# Retrieval Augmented Generation (RAG) with Amazon Bedrock

Retrieval Augmented Generation (RAG) combines the power of large language models with information retrieval. Instead of relying solely on a model's internal knowledge, RAG fetches relevant information from external sources and uses it to generate more accurate, up-to-date responses.

RAG doesn't have to include a vectorDB, it can pull from various sources. However, for unstructured text, vectorDBs and semantic search is the most common approach. 

In this lab, we'll implement RAG using a local in-memory vector database called ChromaDB and use Llama index for taking unstructured text and ingesting it into our vectorDB. 

#### About ChromaDB

ChromaDB is a lightweight, in-memory vector database that makes it easy to store and query embeddings.
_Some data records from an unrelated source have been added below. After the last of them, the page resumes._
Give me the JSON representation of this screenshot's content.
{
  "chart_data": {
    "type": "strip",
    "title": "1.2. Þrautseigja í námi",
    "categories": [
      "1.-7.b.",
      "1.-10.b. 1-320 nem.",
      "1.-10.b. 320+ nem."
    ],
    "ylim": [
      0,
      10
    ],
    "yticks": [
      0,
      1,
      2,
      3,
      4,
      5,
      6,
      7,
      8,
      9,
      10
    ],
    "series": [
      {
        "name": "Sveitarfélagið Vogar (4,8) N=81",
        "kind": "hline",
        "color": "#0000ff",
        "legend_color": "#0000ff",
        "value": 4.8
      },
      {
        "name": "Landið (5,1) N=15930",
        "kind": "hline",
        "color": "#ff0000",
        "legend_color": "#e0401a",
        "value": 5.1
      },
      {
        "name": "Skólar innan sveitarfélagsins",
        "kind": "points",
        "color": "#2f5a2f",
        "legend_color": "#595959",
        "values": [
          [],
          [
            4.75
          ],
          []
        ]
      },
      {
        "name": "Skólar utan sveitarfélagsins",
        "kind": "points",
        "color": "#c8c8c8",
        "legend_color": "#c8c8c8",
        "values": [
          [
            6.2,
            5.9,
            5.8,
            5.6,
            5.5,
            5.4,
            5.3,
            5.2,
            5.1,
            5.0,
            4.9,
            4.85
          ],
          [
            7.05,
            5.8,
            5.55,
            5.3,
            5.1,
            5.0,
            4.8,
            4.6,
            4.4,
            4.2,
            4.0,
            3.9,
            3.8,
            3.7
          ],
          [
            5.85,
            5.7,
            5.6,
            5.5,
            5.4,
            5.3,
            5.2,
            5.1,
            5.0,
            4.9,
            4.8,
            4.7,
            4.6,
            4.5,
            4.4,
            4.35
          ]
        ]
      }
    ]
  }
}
We'll use it to: (1) Store document embeddings, (2) Perform semantic searches, (3) Retrieve relevant context for our LLM. We will discuss VectorDBs further down the lab.

**Will Local DBs Scale?** Running ChromaDB locally is perfect for learning and testing: For production applications, consider using: Amazon Bedrock Knowledge Bases, Pinecone, other managed vector database services. These solutions offer persistence, scalability, and performance features necessary for real-world applications.

#### About Llama Index
For chunking, we'll use LlamaIndex. There are many tools/frameworks for ingesting documents and implementing chunking strategies. We chose LlamaIndex because it offers a lot of advanced chunking options. It creates "nodes" that can be converted into different formats for ingestion.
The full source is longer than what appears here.